Only a year ago it was easy. We see a job advert, fire in our CV and wait for the call to arrange an interview. Enter the great recession. When the Government starts laying people off we know it’s a bad one.

The number of people looking for work has mushroomed. No longer do we only need a pulse to get an interview. Now it's nigh on impossible.
 
Most small/medium businesses are in survival or wait and see mode. The best opportunities are in the outer reaches of larger organisations that have not been tickled by the tentacles of recession. A place where departmental managers keep their headcount allocation up, lest it be taken from them by evil accountants. This land of opportunity is still difficult to navigate. Getting a job there is like the Grand National horse race. It is a bit of a marathon with a lot of hurdles to leap to get to the finish line. Fall at any one of these fences and our application is toast.
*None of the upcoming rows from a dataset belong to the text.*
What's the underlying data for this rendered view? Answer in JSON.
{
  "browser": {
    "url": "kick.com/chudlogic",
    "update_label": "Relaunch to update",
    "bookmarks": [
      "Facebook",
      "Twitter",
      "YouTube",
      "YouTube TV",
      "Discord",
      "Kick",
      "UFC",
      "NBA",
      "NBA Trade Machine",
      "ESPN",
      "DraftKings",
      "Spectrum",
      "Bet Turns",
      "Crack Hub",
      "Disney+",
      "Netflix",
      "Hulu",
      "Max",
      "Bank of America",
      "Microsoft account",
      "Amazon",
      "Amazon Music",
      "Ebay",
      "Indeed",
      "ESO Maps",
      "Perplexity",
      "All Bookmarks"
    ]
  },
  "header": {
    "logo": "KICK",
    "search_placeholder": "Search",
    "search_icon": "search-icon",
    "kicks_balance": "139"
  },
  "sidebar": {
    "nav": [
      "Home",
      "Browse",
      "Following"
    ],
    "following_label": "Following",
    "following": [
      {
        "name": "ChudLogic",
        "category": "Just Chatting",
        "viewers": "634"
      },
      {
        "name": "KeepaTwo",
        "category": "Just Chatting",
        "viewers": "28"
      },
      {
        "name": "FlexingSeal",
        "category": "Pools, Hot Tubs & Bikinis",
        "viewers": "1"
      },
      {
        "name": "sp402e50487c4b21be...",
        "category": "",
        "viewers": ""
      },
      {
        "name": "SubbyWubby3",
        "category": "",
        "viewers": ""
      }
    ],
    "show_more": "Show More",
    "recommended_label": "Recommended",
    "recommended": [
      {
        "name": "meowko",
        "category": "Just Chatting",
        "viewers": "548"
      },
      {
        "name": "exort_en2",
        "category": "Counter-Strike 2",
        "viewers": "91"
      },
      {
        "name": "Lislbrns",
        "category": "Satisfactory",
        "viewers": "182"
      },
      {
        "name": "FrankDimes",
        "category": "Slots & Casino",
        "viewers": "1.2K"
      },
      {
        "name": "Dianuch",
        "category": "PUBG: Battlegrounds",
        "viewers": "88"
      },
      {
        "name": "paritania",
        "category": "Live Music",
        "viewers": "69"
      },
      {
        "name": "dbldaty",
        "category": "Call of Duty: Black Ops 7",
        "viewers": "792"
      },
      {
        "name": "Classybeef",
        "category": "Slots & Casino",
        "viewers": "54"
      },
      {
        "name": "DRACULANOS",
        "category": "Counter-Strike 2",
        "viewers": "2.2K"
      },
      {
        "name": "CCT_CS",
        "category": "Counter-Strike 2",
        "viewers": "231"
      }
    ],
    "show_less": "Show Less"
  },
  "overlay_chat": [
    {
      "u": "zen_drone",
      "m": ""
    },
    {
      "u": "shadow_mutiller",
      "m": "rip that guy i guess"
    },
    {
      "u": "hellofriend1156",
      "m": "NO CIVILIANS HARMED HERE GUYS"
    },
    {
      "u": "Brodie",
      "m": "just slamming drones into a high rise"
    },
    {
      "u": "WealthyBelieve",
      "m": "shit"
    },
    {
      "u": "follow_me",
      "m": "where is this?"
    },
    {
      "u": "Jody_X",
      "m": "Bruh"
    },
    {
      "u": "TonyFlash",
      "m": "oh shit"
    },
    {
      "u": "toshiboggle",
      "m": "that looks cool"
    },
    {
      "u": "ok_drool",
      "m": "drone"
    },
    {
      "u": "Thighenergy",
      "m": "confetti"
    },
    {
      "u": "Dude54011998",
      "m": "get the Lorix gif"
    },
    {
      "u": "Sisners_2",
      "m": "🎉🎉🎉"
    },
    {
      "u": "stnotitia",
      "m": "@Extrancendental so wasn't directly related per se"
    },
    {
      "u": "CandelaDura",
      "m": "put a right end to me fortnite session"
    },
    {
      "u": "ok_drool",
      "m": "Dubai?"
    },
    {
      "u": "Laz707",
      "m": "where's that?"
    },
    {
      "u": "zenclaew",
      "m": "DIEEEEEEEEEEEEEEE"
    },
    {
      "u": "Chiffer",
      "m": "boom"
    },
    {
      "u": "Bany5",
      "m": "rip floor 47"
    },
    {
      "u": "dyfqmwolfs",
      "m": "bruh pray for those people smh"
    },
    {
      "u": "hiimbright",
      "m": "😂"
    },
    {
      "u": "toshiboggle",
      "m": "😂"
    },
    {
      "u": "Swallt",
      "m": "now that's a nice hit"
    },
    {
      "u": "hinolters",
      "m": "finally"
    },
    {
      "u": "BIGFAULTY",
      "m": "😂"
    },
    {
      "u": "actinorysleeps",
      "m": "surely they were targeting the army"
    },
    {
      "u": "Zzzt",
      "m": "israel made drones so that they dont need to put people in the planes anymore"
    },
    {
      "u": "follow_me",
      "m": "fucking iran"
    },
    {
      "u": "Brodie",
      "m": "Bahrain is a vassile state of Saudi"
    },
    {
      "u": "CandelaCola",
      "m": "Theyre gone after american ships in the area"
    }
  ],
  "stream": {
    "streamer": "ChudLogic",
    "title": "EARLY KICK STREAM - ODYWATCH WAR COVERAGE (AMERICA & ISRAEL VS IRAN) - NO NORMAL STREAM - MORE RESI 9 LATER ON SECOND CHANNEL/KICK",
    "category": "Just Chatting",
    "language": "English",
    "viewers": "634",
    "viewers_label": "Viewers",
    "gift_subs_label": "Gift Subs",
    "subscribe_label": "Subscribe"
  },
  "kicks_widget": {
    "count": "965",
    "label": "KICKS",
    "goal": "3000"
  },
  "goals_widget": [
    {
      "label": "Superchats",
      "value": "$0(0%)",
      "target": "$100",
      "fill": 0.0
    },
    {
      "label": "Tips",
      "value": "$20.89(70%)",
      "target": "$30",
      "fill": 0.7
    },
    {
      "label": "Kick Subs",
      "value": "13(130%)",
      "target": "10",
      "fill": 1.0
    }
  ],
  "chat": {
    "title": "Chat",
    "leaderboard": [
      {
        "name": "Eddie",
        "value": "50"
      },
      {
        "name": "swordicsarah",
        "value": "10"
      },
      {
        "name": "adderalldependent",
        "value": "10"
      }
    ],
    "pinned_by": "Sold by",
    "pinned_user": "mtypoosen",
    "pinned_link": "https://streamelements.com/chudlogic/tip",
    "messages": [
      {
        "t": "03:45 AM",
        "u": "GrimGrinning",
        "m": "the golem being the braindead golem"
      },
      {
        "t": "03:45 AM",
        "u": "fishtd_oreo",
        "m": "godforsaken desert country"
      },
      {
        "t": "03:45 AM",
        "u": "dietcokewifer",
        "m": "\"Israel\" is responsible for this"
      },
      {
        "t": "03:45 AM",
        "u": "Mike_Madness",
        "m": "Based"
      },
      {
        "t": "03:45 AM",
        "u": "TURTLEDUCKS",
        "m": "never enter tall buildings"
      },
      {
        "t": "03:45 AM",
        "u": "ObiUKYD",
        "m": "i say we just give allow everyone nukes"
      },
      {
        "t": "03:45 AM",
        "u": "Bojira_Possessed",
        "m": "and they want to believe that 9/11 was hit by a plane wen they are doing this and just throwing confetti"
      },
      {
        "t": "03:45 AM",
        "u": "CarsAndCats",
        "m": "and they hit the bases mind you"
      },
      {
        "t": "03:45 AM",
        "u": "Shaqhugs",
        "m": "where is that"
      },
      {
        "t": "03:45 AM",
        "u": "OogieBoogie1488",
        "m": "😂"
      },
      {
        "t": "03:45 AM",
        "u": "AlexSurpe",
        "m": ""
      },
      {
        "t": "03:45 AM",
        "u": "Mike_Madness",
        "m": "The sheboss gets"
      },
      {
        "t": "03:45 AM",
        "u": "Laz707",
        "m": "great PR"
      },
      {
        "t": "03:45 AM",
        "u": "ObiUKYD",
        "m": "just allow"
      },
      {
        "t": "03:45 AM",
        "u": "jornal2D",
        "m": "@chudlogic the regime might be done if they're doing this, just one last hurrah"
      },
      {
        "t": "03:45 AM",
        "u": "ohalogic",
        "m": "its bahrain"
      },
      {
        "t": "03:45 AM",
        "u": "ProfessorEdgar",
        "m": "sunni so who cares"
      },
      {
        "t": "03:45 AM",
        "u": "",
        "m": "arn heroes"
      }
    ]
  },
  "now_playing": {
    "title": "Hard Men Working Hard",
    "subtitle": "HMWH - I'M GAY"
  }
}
With most vacancies attracting 100+ applications what is going to make us the chosen one?   
  
A typical recruitment process in a larger organisation flows like this: Applications are received and logged by an HR assistant who may send us an acknowledgement letter or email if we are lucky. An HR advisor will match the applications to the key criteria required and divide them into 'yes', 'no' and 'maybe' piles. The 'maybe' pile is really 'no' but PC etiquette dictates that we have different levels of 'no'. A shortlist is formed and passed on to the recruiting manager to review.
 
Around 8 candidates will be chosen for a phone interview. This is an informal call to suss us out and see if we warrant a face to face interview. From there 3-4 candidates will receive a face to face interview. After this we get to 'heir and spare' - a preferred candidate and a backup option. Both these candidates may be put through psychometric testing in personality type and literacy, numeracy and comprehension skills. From there an offer is made to the winner and they all live happily ever after.
 
With getting a job being so difficult it is surprising that so many candidates make so little effort in their applications to get hired. Here are some tips to help put ourselves in the top half of the draw before we start.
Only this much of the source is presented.